Superata la fase della pubertà, in taluni individui, può anche accadere che il soprannominato infundibolo pilifero vada incontro ad una occlusione e quindi, non potendo il secreto ghiandolare drenare liberamente sulla superficie della cute intorno all’infundibolo pilifero occluso, lo stesso si accumula all’interno della ghiandola la quale subisce un notevole rigonfiamento e, di conseguenza, un processo infiammatorio che favorisce il formarsi di notevoli che possono dar luogo a sensazioni di dolore, anche particolarmente intenso.

Questo processo patologico tende ad una evoluzione caratterizzata dalla nascita di fistole che drenano sostanze di materiali siero – purulenti sulla cute del paziente; e tende poi a terminare in una fase cicatriziale che determina la comparsa di tessuti anelastici, simili a dei cordoni duri e depressi, cioè come “incisi” rispetto alla cute sana, sulla pelle del malcapitato paziente.

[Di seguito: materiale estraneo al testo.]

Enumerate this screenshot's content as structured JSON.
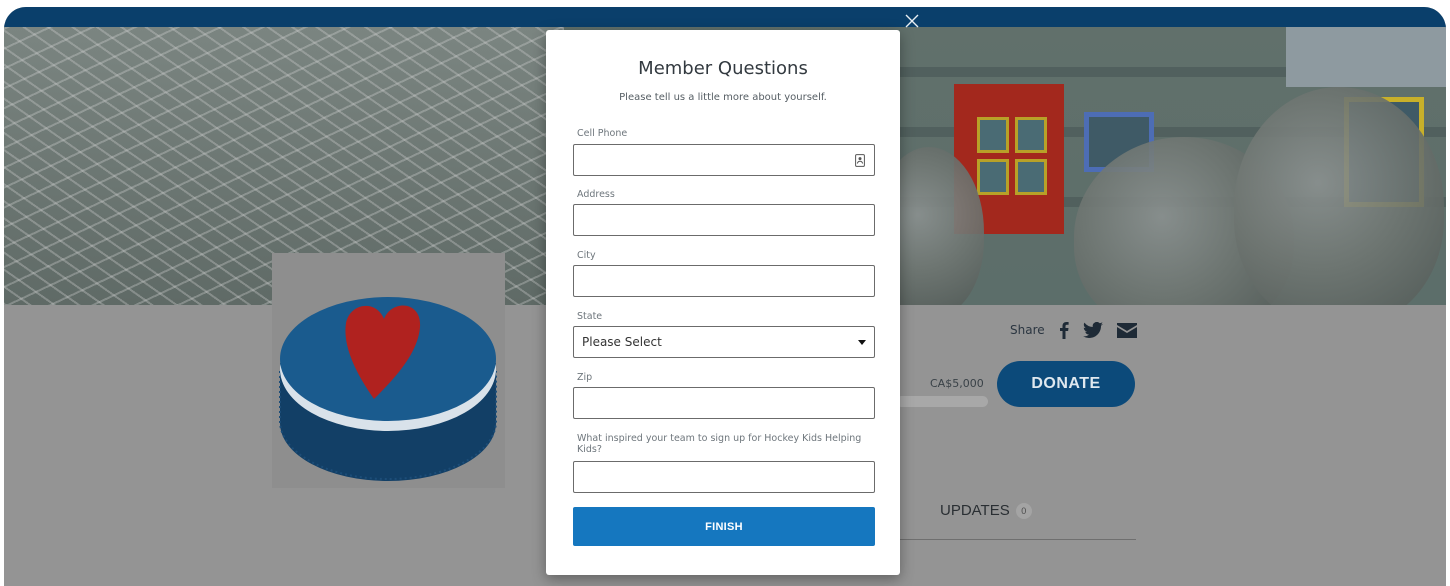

E’ stato individuato l’agente patogeno, cioè il microorganismo esterno che è all’origine della idrosadenite suppurativa, e risponde al nome di Staphylococcus aureus. Non bisogna dimenticare però, che in alcuni casi di idrosadenite suppurativa, grazie agli esami cosiddetti “a fresco” ed alla metodica della “colorazione di Gram”, si è riscontrata l’azione di microorganismi diversi dallo Staphylococcus aureus, vale a dire dello streptococco, della escherichia coli, del proteus e dello pseudomonas

Segni e sintomi

In un primo periodo della malattia, nella sua fase iniziale, si può notare la comparsa di alcuni noduli sull’ipoderma, dalla consistenza alquanto dura e, purtroppo, dolenti anche senza la palpazione, ma autonomamente. Al di sopra del nodulo ipodermico la cute non presenta anomalie, è perfettamente normale. Questo processo potrebbe andare incontro a regressione autonoma, ma può anche avere una evoluzione che lo porta a trasformarsi in una formazione di natura ascessuale, non senza eventi di drenaggio verso l’esterno di materiali di natura siero – purulenta e, in questo stadio, arrossare ed anche ulcerare la cute sovrastante. Al termine dell’evoluzione completa della malattia, nella fase di guarigione, si presenta immancabilmente un ipertrofico esito di natura cicatriziale.

Diagnosi

Idrosadenite – la terapia

La diagnosi sostanzialmente è di tipo clinico, ma può trovare conforto nel sovente necessario e sempre valido esame di natura istologica, nel quale troveranno evidenza le rotture del dotto apocrino e, di conseguenza, le conseguenti infiltrazioni di elementi di natura polimorfonucleata e neutrofila tanto alla periferia che nelle zone centrali della ghiandola.

La diagnosi differenziale

In un periodo iniziale, in una fase precoce, è di fondamentale importanza poter differenziare una idrosadenite suppurativa da un normale e classico foruncolo, da un semplice favo, da una qualsiasi forma di cisti e dalle linfoadeniti. In fasi successive e più tardive, a seconda delle aree afflitte dalla malattia, si potrà procedere ad una diagnosi differenziale anche con i linfogranulomi veneri, gli scrofulodermi e l’actinomicosi.

La terapia

Le cure, le terapie per l’idrosadenite suppurativa si fondano più che altro sull’assunzione di medicinali ad azione antibiotica (clindamicina o eritromicina) e di farmaci ad azione antisettica per via generale. Se ci si trovasse di fronte ad una forma recidivante o ad una forma che si è cronicizzata, allora occorrerebbe ricorrere all’utilizzo dell’antibiogramma. Se, ancora, ci si dovesse trovare di fronte a qualche forma resistente alla terapia farmacologica, si potrebbe propendere per una soluzione di tipo chirurgico (exeresi per le vie chirurgiche) o anche con un laser Nd-YAG.